Allí, su responsable, José Mari Garai, explicaba que una parte del premio lo habían comprado trabajadores de Fagor Arrasate, que están abonados al mismo número desde hace cinco años, y otra a un concesionario de Renault, pero que la mayoría lo había vendido en ventanilla y que está muy repartido.

Si ha tocado a alguno de los socios de Fagor Electrodomésticos será por décimos sueltos, ya que esta cooperativa lo único que tiene en común con Fagor Arrasate, dedicada, entre otra cosas, al diseño y fabricación de prensas mecánicas e hidráulicas, es su pertenencia a la Corporación Mondragón.

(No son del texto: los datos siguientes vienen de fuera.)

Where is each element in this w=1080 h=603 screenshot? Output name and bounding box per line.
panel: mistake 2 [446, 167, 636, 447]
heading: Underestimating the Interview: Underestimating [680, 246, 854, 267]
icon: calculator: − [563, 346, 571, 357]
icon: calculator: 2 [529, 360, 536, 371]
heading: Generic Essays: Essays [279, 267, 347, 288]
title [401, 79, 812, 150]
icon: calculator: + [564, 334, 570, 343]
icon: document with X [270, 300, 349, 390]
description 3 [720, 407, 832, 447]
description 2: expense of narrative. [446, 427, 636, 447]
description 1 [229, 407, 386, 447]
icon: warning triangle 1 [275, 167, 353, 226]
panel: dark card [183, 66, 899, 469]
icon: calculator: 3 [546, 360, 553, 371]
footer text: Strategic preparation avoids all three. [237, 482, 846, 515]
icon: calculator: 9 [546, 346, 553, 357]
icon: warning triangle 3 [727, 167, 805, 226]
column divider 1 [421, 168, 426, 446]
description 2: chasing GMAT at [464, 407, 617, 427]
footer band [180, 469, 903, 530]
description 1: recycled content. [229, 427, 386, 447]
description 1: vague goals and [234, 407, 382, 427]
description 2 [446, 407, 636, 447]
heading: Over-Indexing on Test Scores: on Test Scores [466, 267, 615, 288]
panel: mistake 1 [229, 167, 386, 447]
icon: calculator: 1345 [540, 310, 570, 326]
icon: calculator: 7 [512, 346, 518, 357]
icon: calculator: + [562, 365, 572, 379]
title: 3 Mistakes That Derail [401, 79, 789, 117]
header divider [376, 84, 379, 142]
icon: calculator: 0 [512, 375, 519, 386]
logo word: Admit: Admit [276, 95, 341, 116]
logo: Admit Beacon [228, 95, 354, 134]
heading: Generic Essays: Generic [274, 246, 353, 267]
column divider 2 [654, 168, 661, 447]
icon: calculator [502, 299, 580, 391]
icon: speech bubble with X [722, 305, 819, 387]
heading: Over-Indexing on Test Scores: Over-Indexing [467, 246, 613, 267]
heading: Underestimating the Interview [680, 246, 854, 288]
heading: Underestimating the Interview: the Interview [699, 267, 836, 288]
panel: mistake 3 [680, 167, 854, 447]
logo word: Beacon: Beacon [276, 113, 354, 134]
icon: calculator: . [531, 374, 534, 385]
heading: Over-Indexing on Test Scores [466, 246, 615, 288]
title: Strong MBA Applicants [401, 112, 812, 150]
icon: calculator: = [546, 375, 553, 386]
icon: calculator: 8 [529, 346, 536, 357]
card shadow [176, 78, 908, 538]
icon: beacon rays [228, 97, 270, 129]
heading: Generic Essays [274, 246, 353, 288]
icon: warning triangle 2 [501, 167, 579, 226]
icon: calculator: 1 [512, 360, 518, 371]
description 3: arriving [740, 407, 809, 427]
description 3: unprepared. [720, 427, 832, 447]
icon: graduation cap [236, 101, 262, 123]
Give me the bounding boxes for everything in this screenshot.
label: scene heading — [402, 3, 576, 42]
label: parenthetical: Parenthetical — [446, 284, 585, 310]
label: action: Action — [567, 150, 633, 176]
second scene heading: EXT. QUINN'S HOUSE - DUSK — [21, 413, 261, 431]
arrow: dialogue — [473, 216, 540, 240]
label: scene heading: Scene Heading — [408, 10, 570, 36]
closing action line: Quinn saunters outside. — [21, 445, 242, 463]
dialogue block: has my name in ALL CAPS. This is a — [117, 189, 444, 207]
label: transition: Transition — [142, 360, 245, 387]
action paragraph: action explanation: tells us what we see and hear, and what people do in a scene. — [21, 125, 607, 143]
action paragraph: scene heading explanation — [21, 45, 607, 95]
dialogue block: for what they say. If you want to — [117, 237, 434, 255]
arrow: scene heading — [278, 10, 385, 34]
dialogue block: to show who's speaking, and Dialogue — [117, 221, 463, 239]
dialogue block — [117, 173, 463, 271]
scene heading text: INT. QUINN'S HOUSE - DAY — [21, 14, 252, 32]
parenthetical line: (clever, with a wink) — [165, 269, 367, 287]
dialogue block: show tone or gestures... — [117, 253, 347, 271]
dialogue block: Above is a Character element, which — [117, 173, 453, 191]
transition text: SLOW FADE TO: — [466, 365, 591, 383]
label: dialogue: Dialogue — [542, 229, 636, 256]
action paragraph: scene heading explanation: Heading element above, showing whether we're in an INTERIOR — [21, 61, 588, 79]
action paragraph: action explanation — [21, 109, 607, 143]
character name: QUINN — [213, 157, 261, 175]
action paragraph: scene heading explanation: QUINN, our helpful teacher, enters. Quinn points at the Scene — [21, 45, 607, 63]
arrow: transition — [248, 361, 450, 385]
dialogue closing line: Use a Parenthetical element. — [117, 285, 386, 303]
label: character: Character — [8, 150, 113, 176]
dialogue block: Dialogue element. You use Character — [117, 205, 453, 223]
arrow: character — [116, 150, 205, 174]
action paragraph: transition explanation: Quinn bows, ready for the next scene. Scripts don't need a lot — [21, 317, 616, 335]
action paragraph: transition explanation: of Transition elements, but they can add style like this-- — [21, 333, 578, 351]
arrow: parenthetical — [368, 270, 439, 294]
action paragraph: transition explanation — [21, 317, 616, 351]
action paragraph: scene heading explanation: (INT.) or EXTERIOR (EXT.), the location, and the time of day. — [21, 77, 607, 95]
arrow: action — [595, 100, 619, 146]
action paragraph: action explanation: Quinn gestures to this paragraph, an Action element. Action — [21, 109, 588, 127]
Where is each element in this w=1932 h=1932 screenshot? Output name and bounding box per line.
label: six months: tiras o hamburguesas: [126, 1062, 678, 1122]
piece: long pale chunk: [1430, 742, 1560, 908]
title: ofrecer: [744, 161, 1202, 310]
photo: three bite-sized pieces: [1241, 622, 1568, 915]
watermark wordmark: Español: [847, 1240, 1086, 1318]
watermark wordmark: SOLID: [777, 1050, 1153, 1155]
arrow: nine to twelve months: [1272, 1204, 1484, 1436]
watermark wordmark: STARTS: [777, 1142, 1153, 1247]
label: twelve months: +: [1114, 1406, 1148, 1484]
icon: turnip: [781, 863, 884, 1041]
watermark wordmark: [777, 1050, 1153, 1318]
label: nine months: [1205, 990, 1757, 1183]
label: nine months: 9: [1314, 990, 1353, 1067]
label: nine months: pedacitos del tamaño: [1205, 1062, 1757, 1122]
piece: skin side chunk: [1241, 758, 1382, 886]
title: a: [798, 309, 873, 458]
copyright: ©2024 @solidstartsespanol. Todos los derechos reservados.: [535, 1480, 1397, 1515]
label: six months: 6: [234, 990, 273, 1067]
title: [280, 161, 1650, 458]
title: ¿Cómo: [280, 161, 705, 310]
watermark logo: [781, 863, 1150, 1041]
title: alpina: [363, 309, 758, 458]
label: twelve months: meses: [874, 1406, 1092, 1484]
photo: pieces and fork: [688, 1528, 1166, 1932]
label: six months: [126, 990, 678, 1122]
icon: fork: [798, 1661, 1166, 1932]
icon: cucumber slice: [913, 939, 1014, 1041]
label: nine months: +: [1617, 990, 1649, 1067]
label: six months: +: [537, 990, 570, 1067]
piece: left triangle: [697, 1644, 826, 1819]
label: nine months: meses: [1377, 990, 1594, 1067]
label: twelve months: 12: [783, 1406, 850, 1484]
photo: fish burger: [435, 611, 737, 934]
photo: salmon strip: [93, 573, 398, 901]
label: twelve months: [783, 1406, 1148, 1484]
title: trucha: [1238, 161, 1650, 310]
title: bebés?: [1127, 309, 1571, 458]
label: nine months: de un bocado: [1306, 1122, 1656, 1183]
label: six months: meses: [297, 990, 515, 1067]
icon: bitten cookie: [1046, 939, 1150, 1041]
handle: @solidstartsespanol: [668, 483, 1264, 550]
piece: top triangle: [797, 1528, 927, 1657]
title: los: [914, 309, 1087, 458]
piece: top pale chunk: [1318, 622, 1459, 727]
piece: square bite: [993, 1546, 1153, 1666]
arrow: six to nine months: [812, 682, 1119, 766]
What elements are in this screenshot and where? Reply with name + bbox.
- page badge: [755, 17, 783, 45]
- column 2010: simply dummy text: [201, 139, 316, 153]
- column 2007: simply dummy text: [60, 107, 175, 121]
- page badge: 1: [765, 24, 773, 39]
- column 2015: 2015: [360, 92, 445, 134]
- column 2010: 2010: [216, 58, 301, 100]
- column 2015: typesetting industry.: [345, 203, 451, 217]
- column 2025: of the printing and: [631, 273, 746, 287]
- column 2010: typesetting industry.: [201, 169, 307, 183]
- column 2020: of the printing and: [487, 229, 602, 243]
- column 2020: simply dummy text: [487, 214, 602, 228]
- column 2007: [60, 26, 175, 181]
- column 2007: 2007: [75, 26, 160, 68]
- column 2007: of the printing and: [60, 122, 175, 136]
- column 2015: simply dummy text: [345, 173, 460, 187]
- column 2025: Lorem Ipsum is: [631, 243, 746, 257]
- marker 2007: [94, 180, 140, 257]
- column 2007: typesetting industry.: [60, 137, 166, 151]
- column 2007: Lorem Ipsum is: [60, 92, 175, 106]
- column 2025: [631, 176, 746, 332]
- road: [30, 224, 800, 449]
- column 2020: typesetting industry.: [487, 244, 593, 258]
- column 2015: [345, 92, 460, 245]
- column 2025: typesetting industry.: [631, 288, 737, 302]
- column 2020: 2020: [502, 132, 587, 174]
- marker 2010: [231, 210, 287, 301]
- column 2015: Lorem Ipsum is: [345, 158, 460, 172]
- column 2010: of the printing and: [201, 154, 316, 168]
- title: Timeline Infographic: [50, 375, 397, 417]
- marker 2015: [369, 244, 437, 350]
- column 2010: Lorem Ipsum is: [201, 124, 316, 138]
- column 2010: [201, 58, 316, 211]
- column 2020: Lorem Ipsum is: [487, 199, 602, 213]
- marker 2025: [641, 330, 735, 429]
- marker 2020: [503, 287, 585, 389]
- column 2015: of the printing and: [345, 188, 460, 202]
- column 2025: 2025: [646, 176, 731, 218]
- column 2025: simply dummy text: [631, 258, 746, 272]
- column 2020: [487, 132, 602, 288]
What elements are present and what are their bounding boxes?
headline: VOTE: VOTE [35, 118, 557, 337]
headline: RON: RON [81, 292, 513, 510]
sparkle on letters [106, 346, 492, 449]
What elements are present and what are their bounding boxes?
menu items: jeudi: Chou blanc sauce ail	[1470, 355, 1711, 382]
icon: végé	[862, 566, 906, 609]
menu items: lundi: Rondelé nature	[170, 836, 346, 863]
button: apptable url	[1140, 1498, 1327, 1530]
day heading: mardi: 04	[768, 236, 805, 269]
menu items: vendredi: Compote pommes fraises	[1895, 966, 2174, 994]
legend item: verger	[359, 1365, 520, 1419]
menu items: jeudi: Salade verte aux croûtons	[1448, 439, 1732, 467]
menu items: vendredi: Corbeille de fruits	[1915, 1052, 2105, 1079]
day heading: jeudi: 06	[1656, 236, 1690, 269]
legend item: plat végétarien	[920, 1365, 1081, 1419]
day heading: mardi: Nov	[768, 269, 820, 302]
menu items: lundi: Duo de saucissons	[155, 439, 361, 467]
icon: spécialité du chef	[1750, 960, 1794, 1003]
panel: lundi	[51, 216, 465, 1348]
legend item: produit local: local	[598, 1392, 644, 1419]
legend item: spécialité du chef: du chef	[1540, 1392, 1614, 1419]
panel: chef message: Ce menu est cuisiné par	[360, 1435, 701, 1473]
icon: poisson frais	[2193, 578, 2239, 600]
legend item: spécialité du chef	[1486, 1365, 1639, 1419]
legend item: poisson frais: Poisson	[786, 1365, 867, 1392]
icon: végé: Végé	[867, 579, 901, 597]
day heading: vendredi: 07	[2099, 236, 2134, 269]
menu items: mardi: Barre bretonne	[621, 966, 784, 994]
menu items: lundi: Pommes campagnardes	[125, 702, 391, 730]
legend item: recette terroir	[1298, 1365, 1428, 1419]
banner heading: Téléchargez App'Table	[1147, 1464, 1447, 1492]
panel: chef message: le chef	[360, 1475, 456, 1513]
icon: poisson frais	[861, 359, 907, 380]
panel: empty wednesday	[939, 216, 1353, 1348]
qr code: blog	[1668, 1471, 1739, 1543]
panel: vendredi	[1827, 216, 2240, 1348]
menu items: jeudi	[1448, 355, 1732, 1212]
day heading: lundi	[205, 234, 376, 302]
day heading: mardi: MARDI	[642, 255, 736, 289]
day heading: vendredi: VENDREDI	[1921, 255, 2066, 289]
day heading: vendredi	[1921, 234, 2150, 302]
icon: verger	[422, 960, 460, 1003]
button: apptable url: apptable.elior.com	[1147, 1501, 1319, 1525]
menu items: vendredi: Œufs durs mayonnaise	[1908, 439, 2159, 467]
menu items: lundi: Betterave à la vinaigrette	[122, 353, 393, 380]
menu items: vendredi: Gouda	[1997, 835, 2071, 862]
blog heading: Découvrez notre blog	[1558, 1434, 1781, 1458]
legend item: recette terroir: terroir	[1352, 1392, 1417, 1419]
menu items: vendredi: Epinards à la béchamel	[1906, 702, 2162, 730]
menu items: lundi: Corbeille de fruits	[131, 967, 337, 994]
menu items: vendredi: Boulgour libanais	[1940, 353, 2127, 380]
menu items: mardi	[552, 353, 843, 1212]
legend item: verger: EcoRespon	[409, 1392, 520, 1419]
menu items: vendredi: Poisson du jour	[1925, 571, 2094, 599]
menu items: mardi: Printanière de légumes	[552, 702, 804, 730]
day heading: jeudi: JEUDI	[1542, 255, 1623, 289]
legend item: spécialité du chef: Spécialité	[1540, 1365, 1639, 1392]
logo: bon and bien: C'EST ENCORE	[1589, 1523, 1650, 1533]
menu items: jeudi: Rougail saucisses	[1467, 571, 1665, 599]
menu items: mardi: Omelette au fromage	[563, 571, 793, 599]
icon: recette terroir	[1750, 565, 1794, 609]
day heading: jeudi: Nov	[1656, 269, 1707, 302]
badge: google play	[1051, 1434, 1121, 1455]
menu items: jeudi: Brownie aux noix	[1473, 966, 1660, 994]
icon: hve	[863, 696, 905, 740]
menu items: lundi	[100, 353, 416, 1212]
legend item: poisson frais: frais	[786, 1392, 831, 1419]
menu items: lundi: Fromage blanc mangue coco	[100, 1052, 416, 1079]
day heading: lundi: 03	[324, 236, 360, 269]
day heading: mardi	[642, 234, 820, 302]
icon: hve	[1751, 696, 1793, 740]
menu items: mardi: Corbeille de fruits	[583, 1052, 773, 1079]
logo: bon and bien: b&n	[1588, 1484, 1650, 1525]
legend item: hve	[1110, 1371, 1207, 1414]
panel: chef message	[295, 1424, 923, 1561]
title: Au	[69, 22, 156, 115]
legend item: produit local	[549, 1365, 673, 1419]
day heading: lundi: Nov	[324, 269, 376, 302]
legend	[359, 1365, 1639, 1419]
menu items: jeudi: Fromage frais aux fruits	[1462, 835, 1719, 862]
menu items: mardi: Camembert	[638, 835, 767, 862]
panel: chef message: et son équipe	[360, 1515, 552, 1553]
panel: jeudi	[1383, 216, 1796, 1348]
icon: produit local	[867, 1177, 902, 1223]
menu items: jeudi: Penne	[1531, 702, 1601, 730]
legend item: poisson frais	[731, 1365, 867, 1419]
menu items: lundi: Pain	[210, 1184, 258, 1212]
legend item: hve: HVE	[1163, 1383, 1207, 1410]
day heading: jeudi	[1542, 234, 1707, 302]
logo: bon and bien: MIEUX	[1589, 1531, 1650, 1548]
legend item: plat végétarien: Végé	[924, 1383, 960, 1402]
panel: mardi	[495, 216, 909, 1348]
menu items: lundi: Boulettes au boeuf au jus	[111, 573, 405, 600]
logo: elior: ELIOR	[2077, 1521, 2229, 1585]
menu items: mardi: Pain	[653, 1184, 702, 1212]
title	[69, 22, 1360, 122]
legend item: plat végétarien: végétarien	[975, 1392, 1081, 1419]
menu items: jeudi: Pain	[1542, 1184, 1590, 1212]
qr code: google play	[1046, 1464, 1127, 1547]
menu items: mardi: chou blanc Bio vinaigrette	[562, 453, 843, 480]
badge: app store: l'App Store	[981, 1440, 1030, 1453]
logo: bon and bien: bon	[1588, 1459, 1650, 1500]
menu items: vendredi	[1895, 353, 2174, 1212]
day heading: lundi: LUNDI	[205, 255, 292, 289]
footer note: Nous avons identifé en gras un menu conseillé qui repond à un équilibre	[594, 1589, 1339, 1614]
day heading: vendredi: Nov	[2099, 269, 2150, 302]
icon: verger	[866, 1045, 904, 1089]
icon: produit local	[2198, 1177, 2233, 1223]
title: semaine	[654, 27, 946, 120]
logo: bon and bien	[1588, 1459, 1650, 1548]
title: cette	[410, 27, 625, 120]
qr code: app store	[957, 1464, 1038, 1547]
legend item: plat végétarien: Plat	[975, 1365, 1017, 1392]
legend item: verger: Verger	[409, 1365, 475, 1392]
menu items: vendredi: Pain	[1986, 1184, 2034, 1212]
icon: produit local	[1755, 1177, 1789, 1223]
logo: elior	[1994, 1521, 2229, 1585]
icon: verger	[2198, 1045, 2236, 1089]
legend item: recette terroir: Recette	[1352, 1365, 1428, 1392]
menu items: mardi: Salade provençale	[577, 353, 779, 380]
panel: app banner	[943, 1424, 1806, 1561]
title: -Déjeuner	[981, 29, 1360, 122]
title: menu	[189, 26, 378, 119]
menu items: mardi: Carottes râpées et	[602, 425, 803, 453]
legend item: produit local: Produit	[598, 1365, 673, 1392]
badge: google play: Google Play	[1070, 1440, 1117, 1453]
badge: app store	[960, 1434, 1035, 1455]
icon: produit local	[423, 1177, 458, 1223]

Pero el Gordo también ha tenido en cuenta a otros parados, como en el caso de José Ignacio Agüero y Carmen Conejo, un matrimonio que compró dos décimos y tiene a sus tres hijos desempleados.

Los cinco se han acercado hoy a la administración de lotería, al igual que Alberto Mondragón, que gracias al décimo agraciado que posee podrá echar una mano a su hija, ella sí, en paro tras el cierre de Fagor Electrodomésticos.

Ellos han sido algunos de los protagonistas de la mañana en el barrio de San Andrés, donde la alegría, las lágrimas y la emoción tenían un componente de incredulidad ante la suerte inesperada.

El responsable de la administración, pletórico, ha descorchado champán para la celebración ante las cámaras de televisión y los fotógrafos, como es preceptivo, ante la mirada también de muchos vecinos y curiosos que se van de vacío tras el sorteo de hoy, pero que han disfrutado también con los que la fortuna ha premiado.

Los 180 millones que se han repartido en Arrasate-Mondragón no suman ni la cuarta parte de la deuda de Fagor Electrodomésticos ni ayudarán a reflotar la empresa, pero sí sofocarán en parte la crisis de un pueblo y una comarca que tiene por delante la dura tarea de superar el que probablemente es el mayor trauma económico de su historia.

El alcalde de Mondragón, Inaxio Azkarraurizar, ha mostrado su "gran alegría"porque hayan tocado 180 millones del premio gordo de la Lotería de Navidad en el municipio, especialmente castigado por la situación de Fagor Electrodomésticos.

Azkarraurizar ha dicho que, "paradojas de la vida", en concreto, los agraciados han sido los vecinos del barrio de San Andrés, "que es el centro de Fagor". "No hay mal que por bien no venga", ha añadido el regidor de la localidad.

Tras señalar que a él, particularmente, no le ha tocado la lotería, ha señalado que se conforma "con que haya caído a los vecinos"y espera que el premio "esté bien repartido".

"El pueblo estaba un poco triste viendo lo que ha pasado en los últimos meses. Ha sido una noticia agradable. Espero que esté bien repartido porque hay bastante gente que lo está pasando mal", ha aseverado.